BUTLER COUNTY, Kan. (KAKE) - After years of being blocked in their homes by trains for hours on end, a small Butler County neighborhood says that no matter what they do or who they call, nothing ever changes.

Now, the family is turning to KAKE On Your Side and demanding action.

Even though trains can be annoying, especially if you're stuck waiting at a standstill, they're still a crucial part of our everyday lives.

But for this little rural neighborhood, it's much more than just an annoyance.

Rina and Keith Frye have lived in the peaceful country neighborhood south of El Dorado for 16 years, and they love it.

"No one can build over there. And so, we like to be out here alone," said Frye.

But there's just one problem… Trains. And it's not because of the noise.

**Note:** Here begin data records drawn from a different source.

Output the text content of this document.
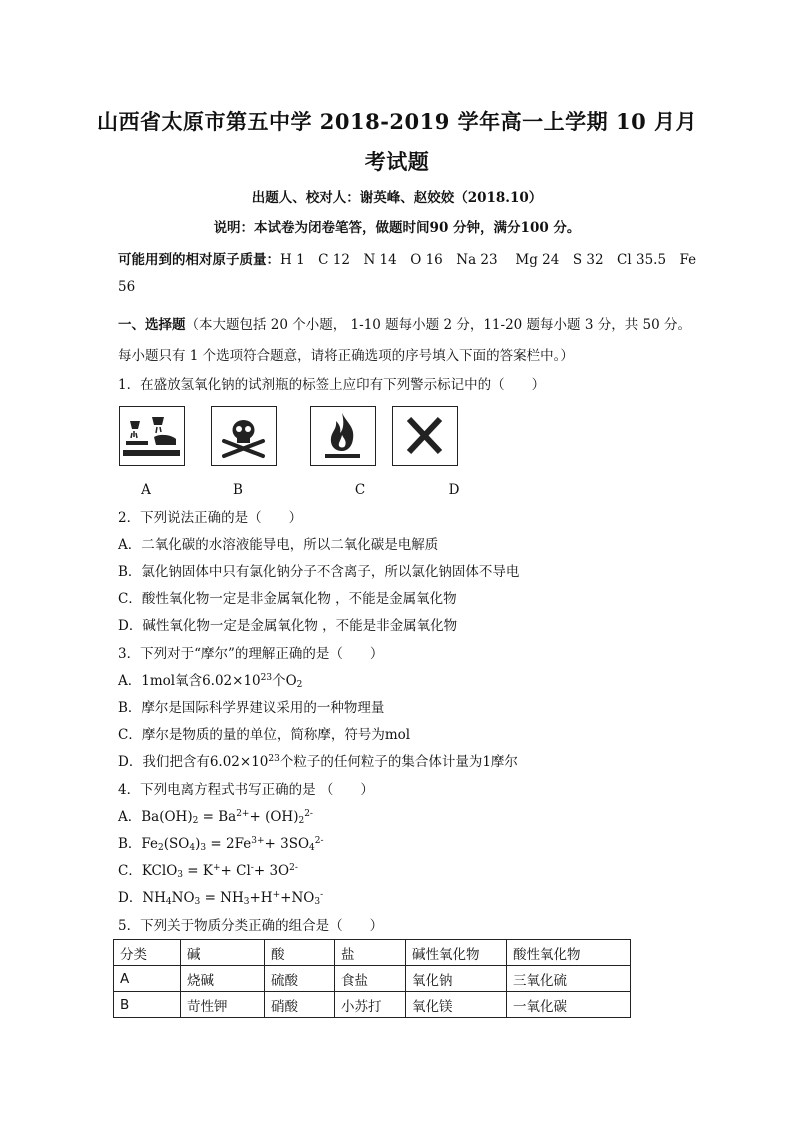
山西省太原市第五中学 2018-2019 学年高一上学期 10 月月
考试题
出题人、校对人：谢英峰、赵姣姣（2018.10）
说明：本试卷为闭卷笔答，做题时间90 分钟，满分100 分。
可能用到的相对原子质量：H 1　C 12　N 14　O 16　Na 23　 Mg 24　S 32　Cl 35.5　Fe
56
一、选择题（本大题包括 20 个小题， 1-10 题每小题 2 分，11-20 题每小题 3 分，共 50 分。
每小题只有 1 个选项符合题意，请将正确选项的序号填入下面的答案栏中。）
1．在盛放氢氧化钠的试剂瓶的标签上应印有下列警示标记中的（　　）
A	B	C	D
2．下列说法正确的是（　　）
A．二氧化碳的水溶液能导电，所以二氧化碳是电解质
B．氯化钠固体中只有氯化钠分子不含离子，所以氯化钠固体不导电
C．酸性氧化物一定是非金属氧化物 ，不能是金属氧化物
D．碱性氧化物一定是金属氧化物 ，不能是非金属氧化物
3．下列对于“摩尔”的理解正确的是（　　）
A．1mol氧含$6.02\times 10^{23}$个$O_2$
B．摩尔是国际科学界建议采用的一种物理量
C．摩尔是物质的量的单位，简称摩，符号为mol
D．我们把含有$6.02\times 10^{23}$个粒子的任何粒子的集合体计量为1摩尔
4．下列电离方程式书写正确的是 （　　）
A．$Ba(OH)_2 = Ba^{2+}+ (OH)_2^{2-}$
B．$Fe_2(SO_4)_3 = 2Fe^{3+}+ 3SO_4^{2-}$
C．KClO$_3$ = $K^++ Cl^-+ 3O^{2-}$
D．$NH_4NO_3 = NH_3+H^++NO_3^-$
5．下列关于物质分类正确的组合是（　　）
分类	碱	酸	盐	碱性氧化物	酸性氧化物
A	烧碱	硫酸	食盐	氧化钠	三氧化硫
B	苛性钾	硝酸	小苏打	氧化镁	一氧化碳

"I like hearing the horn in the middle of the night when I've got my windows open," said Frye.

It's the fact that there are only two ways to get to the four houses in the neighborhood, and the train constantly stops, blocking both of them.

"At one time, it was 13 hours. And we call them every time. They've even referred to me as the crazy lady," said Frye.

When the trains block both entrances, because of a river on the backside of the land, there's simply no way in or out.

"I've always thought, what's it going to come down to? I mean, if somebody's going to have a heart attack, and they can't get in or, you know, lose the life before something's done about this," said Justin Riggs.

Riggs lives in the last house next to the south entrance. He says he doesn't understand why they don't just leave one side unblocked, especially since the area is surrounded by so many miles of open land.

"I'd gladly take the long way out," said Riggs.

But no matter how much they complain, they say nothing ever changes.

So, we decided to call the company ourselves.

After confirming we were talking to a BNSF employee, who we won't identify, he said there are "hundreds" of possible reasons this is happening, and says it's a problem everywhere.

When we asked if that means there's nothing they can do, the worker said "they can build a bridge."

We asked who would pay for it.

The worker said in some situations, BNSF will share the cost of building a bridge with whatever county the parked trains affect.

But at the end of the day, the Frye's say the solution is much simpler.

"All we ask, block just the one. Not both of them," said Frye.

At one point, the Frye's say they asked BNSF what would happen if there was an emergency. They say the company told them in that case, it would send someone out to separate the cars and let them out. However, the one time they did have an emergency while blocked in and called BNSF, they say no one ever showed up.